Gel slices containing the dinucleosomal species of interest were excised from a native gel and an in-gel tryptic digest was performed. Peptides were extracted from the gel slices and analysed in triplicate by nLC/ESI/MS/MS on an LTQ Orbitrap XL mass spectrometer. For all peptides identified in a Mascot search the signal intensities were obtained by extracted ion chromatograms using the Quan Browser software (Xcalibur). Peptides with a signal intensity of less than 50,000 counts*seconds were discarded. The remaining signal intensities were normalised by dividing sample by reference for each individual peptide. Each replicate of the sample was divided by each replicate of the reference and the geometric mean was determined. Peptides with a standard deviation of larger than 0.4 were excluded from further analysis. Averaged normalised signal intensities were plotted against peptide number and the geometric mean was calculated separately for the set of dimer-derived and tetramer-derived peptides. Sequences of the peptides used in figure 2c are available on request.
Dinucleosomes were purified by native-gel electrophoresis and electroelution. 2μl of the electroeluted samples were fixed in 10μl 5mM Hepes, and 2μl 1% v/v glutaraldehyde for 15 min. Where indicated MgCl2 was present at a final concentration of 5mM in the fixation reaction. Directly after fixation, 2μl of the mixture was deposited on freshly cleaved mica, flushed with milli-Q water, dried in a stream of nitrogen gas, and imaged using a Nanoscope IV (Digital Instruments) operated in tapping mode AFM, acquiring 1μm*1μm images with 512*512 pixels. Image processing was done with custom built software written in LabVIEW.
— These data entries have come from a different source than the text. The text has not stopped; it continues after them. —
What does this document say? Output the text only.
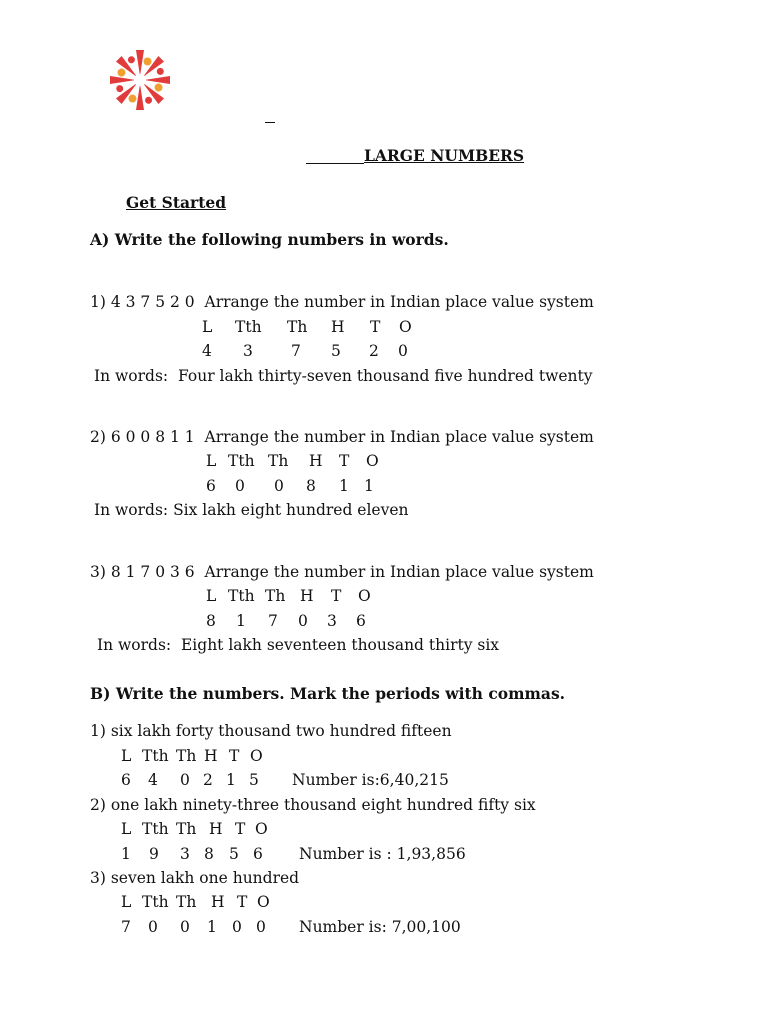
LARGE NUMBERS
Get Started
A) Write the following numbers in words.
1) 4 3 7 5 2 0  Arrange the number in Indian place value system
L Tth Th H T O
4 3 7 5 2 0
In words:  Four lakh thirty-seven thousand five hundred twenty
2) 6 0 0 8 1 1  Arrange the number in Indian place value system
L Tth Th H T O
6 0 0 8 1 1
In words: Six lakh eight hundred eleven
3) 8 1 7 0 3 6  Arrange the number in Indian place value system
L Tth Th H T O
8 1 7 0 3 6
In words:  Eight lakh seventeen thousand thirty six
B) Write the numbers. Mark the periods with commas.
1) six lakh forty thousand two hundred fifteen
L Tth Th H T O
6 4 0 2 1 5 Number is:6,40,215
2) one lakh ninety-three thousand eight hundred fifty six
L Tth Th H T O
1 9 3 8 5 6 Number is : 1,93,856
3) seven lakh one hundred
L Tth Th H T O
7 0 0 1 0 0 Number is: 7,00,100
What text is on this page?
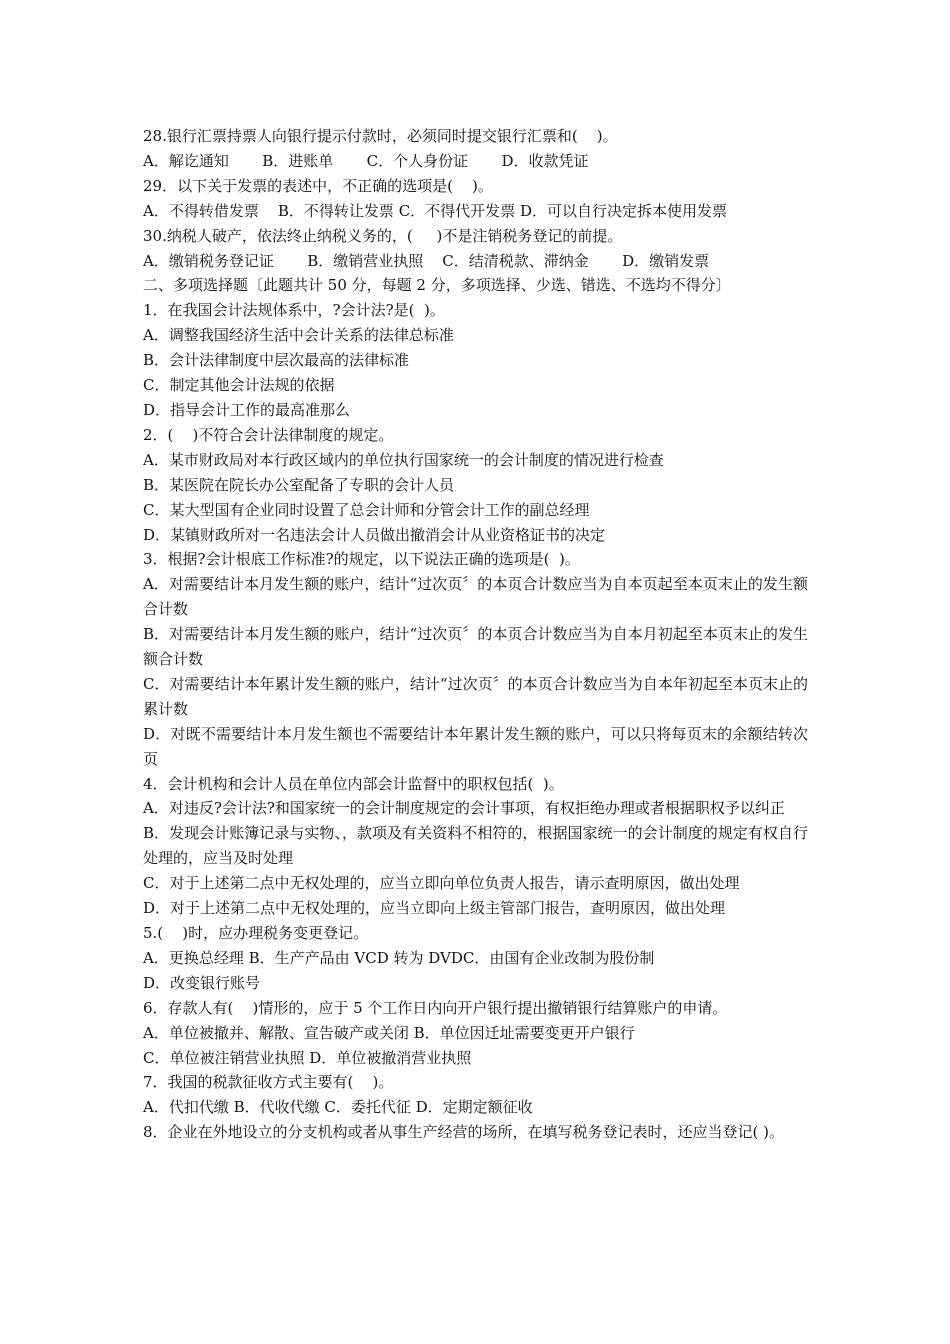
28.银行汇票持票人向银行提示付款时，必须同时提交银行汇票和(    )。
A．解讫通知       B．进账单       C．个人身份证       D．收款凭证
29．以下关于发票的表述中，不正确的选项是(    )。
A．不得转借发票    B．不得转让发票 C．不得代开发票 D．可以自行决定拆本使用发票
30.纳税人破产，依法终止纳税义务的，(     )不是注销税务登记的前提。
A．缴销税务登记证       B．缴销营业执照    C．结清税款、滞纳金       D．缴销发票
二、多项选择题〔此题共计 50 分，每题 2 分，多项选择、少选、错选、不选均不得分〕
1．在我国会计法规体系中，?会计法?是(  )。
A．调整我国经济生活中会计关系的法律总标准
B．会计法律制度中层次最高的法律标准
C．制定其他会计法规的依据
D．指导会计工作的最高准那么
2．(    )不符合会计法律制度的规定。
A．某市财政局对本行政区域内的单位执行国家统一的会计制度的情况进行检查
B．某医院在院长办公室配备了专职的会计人员
C．某大型国有企业同时设置了总会计师和分管会计工作的副总经理
D．某镇财政所对一名违法会计人员做出撤消会计从业资格证书的决定
3．根据?会计根底工作标准?的规定，以下说法正确的选项是(  )。
A．对需要结计本月发生额的账户，结计“过次页〞的本页合计数应当为自本页起至本页末止的发生额合计数
B．对需要结计本月发生额的账户，结计“过次页〞的本页合计数应当为自本月初起至本页末止的发生额合计数
C．对需要结计本年累计发生额的账户，结计“过次页〞的本页合计数应当为自本年初起至本页末止的累计数
D．对既不需要结计本月发生额也不需要结计本年累计发生额的账户，可以只将每页末的余额结转次页
4．会计机构和会计人员在单位内部会计监督中的职权包括(  )。
A．对违反?会计法?和国家统一的会计制度规定的会计事项，有权拒绝办理或者根据职权予以纠正
B．发现会计账簿记录与实物、，款项及有关资料不相符的，根据国家统一的会计制度的规定有权自行处理的，应当及时处理
C．对于上述第二点中无权处理的，应当立即向单位负责人报告，请示查明原因，做出处理
D．对于上述第二点中无权处理的，应当立即向上级主管部门报告，查明原因，做出处理
5.(    )时，应办理税务变更登记。
A．更换总经理 B．生产产品由 VCD 转为 DVDC．由国有企业改制为股份制
D．改变银行账号
6．存款人有(    )情形的，应于 5 个工作日内向开户银行提出撤销银行结算账户的申请。
A．单位被撤并、解散、宣告破产或关闭 B．单位因迁址需要变更开户银行
C．单位被注销营业执照 D．单位被撤消营业执照
7．我国的税款征收方式主要有(    )。
A．代扣代缴 B．代收代缴 C．委托代征 D．定期定额征收
8．企业在外地设立的分支机构或者从事生产经营的场所，在填写税务登记表时，还应当登记( )。
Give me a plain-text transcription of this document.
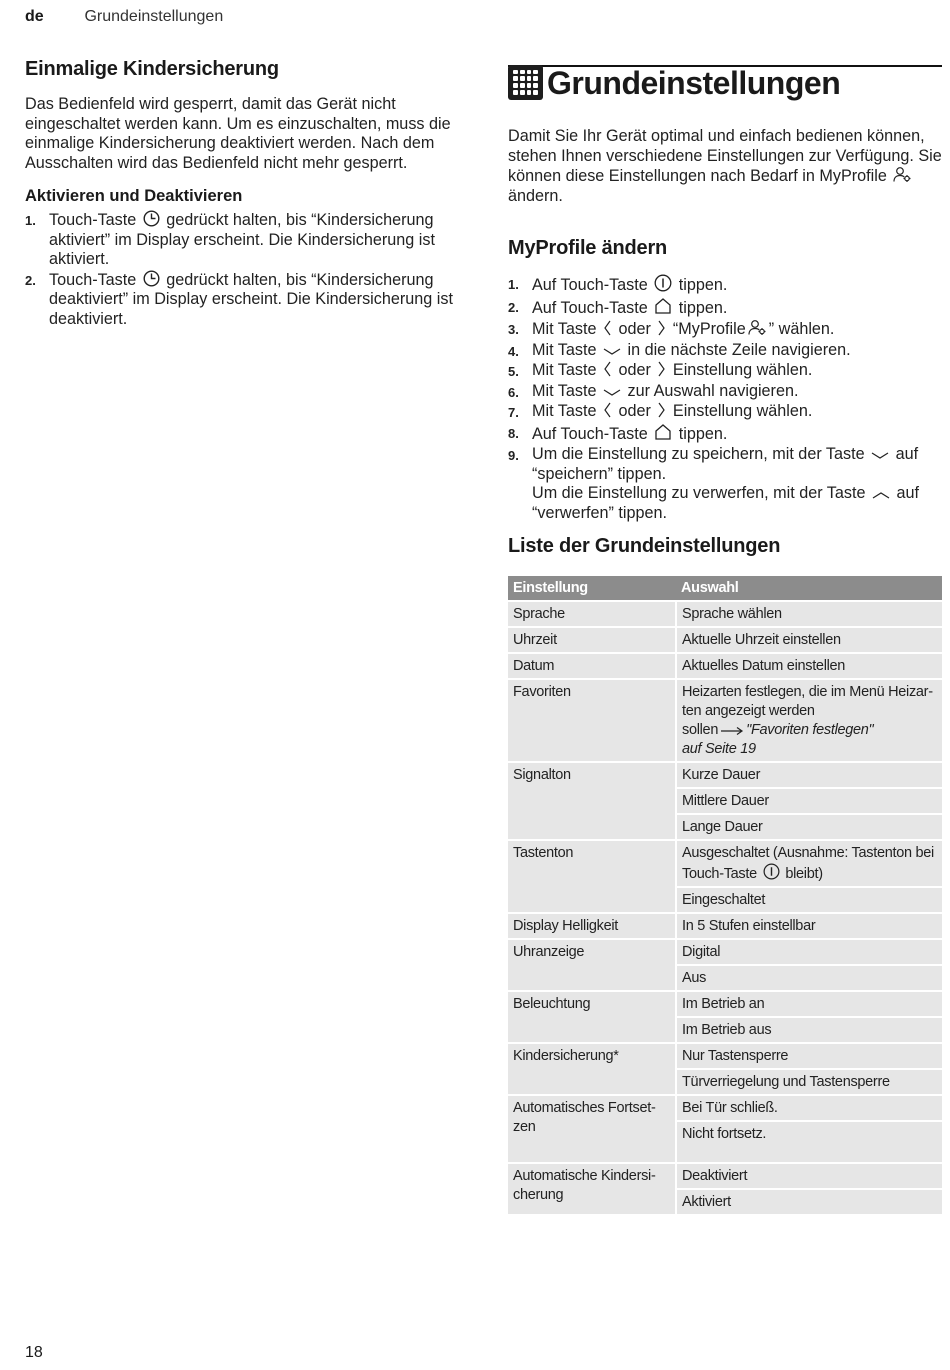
de	Grundeinstellungen
Einmalige Kindersicherung

Das Bedienfeld wird gesperrt, damit das Gerät nicht eingeschaltet werden kann. Um es einzuschalten, muss die einmalige Kindersicherung deaktiviert werden. Nach dem Ausschalten wird das Bedienfeld nicht mehr gesperrt.

Aktivieren und Deaktivieren
1. Touch-Taste gedrückt halten, bis “Kindersicherung aktiviert” im Display erscheint. Die Kindersicherung ist aktiviert.
2. Touch-Taste gedrückt halten, bis “Kindersicherung deaktiviert” im Display erscheint. Die Kindersicherung ist deaktiviert.
Grundeinstellungen

Damit Sie Ihr Gerät optimal und einfach bedienen können, stehen Ihnen verschiedene Einstellungen zur Verfügung. Sie können diese Einstellungen nach Bedarf in MyProfile  ändern.

MyProfile ändern
1. Auf Touch-Taste tippen.
2. Auf Touch-Taste tippen.
3. Mit Taste oder “MyProfile ” wählen.
4. Mit Taste in die nächste Zeile navigieren.
5. Mit Taste oder Einstellung wählen.
6. Mit Taste zur Auswahl navigieren.
7. Mit Taste oder Einstellung wählen.
8. Auf Touch-Taste tippen.
9. Um die Einstellung zu speichern, mit der Taste auf “speichern” tippen.
Um die Einstellung zu verwerfen, mit der Taste auf “verwerfen” tippen.
Liste der Grundeinstellungen
Einstellung	Auswahl
Sprache	Sprache wählen
Uhrzeit	Aktuelle Uhrzeit einstellen
Datum	Aktuelles Datum einstellen
Favoriten	Heizarten festlegen, die im Menü Heizar-
ten angezeigt werden
sollen "Favoriten festlegen"
auf Seite 19
Signalton	Kurze Dauer
	Mittlere Dauer
	Lange Dauer
Tastenton	Ausgeschaltet (Ausnahme: Tastenton bei
Touch-Taste bleibt)
	Eingeschaltet
Display Helligkeit	In 5 Stufen einstellbar
Uhranzeige	Digital
	Aus
Beleuchtung	Im Betrieb an
	Im Betrieb aus
Kindersicherung*	Nur Tastensperre
	Türverriegelung und Tastensperre
Automatisches Fortset-
zen	Bei Tür schließ.
	Nicht fortsetz.
Automatische Kindersi-
cherung	Deaktiviert
	Aktiviert
18
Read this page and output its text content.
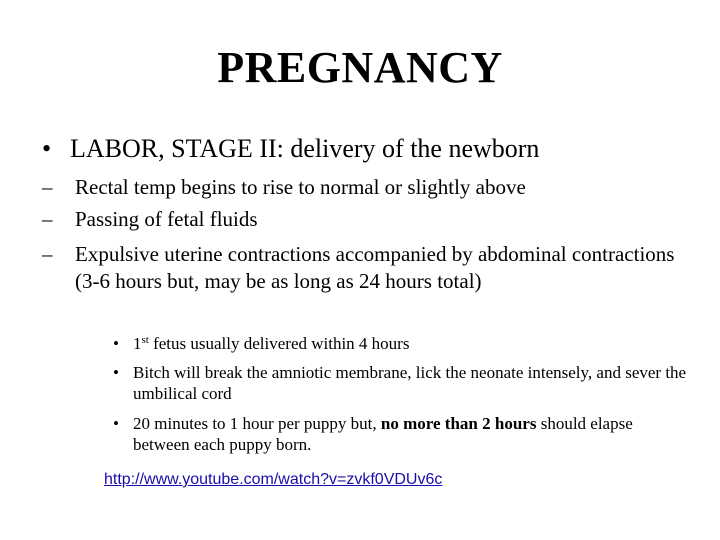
PREGNANCY
• LABOR, STAGE II: delivery of the newborn
–	Rectal temp begins to rise to normal or slightly above
–	Passing of fetal fluids
–	Expulsive uterine contractions accompanied by abdominal contractions (3-6 hours but, may be as long as 24 hours total)
• 1st fetus usually delivered within 4 hours
• Bitch will break the amniotic membrane, lick the neonate intensely, and sever the umbilical cord
• 20 minutes to 1 hour per puppy but, no more than 2 hours should elapse between each puppy born.
http://www.youtube.com/watch?v=zvkf0VDUv6c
All in silico models of dinucleosomes were created in pymol. The models are based on the high-resolution crystal structure of the NCP 1KX5. For superimposition of DNA helices the phosphorus atoms in both strands were used. Construction of the model of the unfolded state of a dinucleosome in figure 5a is described separately in supplement 5.
We would like to thank Douglas Lamont and Kenneth Beattie for assistance with mass spectrometry and David Norman for assistance with modeling. We thank members of the TOH lab for valuable suggestions. MdJ and JvN were financially supported by the ‘Netherlands Organisation for Scientific Research’ (NWO) and the European Science Foundation (ESF). ME (Studentship), AF and TOH were funded by the Wellcome Trust (Senior Fellowship 064414).